It was a struggle to get him in the church. Finally we got him to his Sunday School classroom but he didn’t want other people in it. He ran across to another room and just sat down on the floor. It took three of us to get him up. I felt eyes boring into me. What was wrong with our son? Why was he crawling on the floor? Once we got him back in his room he started grabbing people. Why was he grabbing people? We had to leave. Even walking down the sidewalk he was fighting us. Autism. Today I hate it. I really truly do. Don’t get me wrong. Those around us were kind. How can I help? One staff member walked all the way to the van with us. Is there anything I can do?
It is just hard. I needed a big sign—THIS. THIS IS AUTISM.

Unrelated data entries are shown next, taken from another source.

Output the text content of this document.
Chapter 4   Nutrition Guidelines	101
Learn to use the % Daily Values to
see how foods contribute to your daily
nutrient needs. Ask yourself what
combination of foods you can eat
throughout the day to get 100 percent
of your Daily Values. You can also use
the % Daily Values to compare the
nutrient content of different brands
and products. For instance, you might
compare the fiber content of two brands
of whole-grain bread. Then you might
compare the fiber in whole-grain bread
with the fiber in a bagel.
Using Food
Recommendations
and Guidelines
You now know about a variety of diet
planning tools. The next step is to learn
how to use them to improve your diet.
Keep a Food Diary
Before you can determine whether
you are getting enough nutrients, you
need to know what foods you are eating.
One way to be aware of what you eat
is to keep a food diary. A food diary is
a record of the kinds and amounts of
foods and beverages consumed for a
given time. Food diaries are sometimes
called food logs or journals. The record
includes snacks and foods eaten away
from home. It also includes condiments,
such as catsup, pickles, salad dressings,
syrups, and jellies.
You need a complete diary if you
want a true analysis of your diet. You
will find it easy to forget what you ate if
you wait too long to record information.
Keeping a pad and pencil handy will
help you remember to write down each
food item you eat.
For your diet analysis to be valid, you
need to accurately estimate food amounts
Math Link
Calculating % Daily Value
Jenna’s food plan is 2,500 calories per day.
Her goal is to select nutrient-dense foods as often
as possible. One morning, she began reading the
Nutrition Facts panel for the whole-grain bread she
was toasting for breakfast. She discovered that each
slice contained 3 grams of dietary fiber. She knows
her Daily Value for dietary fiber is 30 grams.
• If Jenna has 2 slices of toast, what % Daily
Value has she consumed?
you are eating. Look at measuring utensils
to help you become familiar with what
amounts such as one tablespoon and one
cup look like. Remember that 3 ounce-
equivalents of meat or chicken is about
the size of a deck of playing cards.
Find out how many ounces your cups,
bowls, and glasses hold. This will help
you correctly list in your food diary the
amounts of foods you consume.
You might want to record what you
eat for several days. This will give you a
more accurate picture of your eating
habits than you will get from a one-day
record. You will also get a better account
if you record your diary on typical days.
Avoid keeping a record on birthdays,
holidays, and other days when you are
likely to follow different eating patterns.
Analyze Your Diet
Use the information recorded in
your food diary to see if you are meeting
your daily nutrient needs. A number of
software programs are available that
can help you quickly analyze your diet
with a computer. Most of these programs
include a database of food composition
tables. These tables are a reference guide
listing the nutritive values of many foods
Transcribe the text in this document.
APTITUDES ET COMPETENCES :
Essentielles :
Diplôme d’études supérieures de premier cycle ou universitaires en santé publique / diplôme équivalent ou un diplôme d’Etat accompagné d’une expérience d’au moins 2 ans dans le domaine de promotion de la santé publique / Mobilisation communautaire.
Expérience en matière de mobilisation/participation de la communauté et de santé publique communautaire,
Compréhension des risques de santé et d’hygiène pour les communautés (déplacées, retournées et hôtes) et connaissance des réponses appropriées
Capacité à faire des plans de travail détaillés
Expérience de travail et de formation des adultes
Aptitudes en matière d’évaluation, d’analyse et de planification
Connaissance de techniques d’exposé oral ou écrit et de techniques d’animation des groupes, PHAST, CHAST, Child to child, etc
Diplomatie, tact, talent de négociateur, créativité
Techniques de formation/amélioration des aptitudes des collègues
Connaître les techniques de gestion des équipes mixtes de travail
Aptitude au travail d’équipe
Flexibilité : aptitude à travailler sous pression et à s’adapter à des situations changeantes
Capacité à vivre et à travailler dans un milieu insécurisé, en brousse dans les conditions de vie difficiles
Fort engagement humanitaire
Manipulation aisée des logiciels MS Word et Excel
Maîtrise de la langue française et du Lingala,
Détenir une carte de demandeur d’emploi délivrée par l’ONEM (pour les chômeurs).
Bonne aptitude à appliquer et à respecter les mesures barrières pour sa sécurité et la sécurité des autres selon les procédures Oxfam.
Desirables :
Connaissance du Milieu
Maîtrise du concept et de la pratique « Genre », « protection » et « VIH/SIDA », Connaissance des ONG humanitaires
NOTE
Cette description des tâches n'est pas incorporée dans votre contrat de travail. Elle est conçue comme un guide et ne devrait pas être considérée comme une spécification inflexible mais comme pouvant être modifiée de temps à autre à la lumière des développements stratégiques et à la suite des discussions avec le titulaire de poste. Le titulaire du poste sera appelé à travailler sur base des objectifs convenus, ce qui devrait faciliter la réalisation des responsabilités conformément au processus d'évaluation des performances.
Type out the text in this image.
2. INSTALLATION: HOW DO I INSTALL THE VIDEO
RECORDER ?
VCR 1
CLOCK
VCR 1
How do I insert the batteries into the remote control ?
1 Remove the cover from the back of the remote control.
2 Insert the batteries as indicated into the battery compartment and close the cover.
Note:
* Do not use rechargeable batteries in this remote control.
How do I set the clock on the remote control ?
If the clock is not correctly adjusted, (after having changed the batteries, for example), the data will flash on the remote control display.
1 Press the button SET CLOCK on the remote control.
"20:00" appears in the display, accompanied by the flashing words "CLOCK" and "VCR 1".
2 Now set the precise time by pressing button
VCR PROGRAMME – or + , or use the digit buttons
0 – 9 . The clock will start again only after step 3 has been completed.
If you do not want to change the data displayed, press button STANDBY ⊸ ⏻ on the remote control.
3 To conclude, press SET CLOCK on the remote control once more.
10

Autism is called an invisible disability. At a glance an outsider will not know something is wrong but upon observation will quickly jump to the conclusion that something isn’t right and judge accordingly. Sometimes I jump to my own conclusions and let those unspoken words sting. However, please understand that we have soooooo many amazing moments. It just so happened that Sunday morning was not one of them.
Jacob couldn’t deal with it today nor could we. The best thing for all of us was to escape to the comfort and security of home and that is just what we did. The day got 100% better once he was in his room surrounded by the things that make him happy. God calmed Jacob quickly and he enjoyed watching the Weather Channel and listening to his music all afternoon. Oh that it was always that easy.
When the day was over we could say it was a good day.
This is the day the Lord has made, let us rejoice and be glad in it. Psalm 118:24
That is my favorite verse. Thankful that no matter what, His mercies are new every morning. And here two years later, Jacob had a good day from start to finish. I can certainly rejoice in that!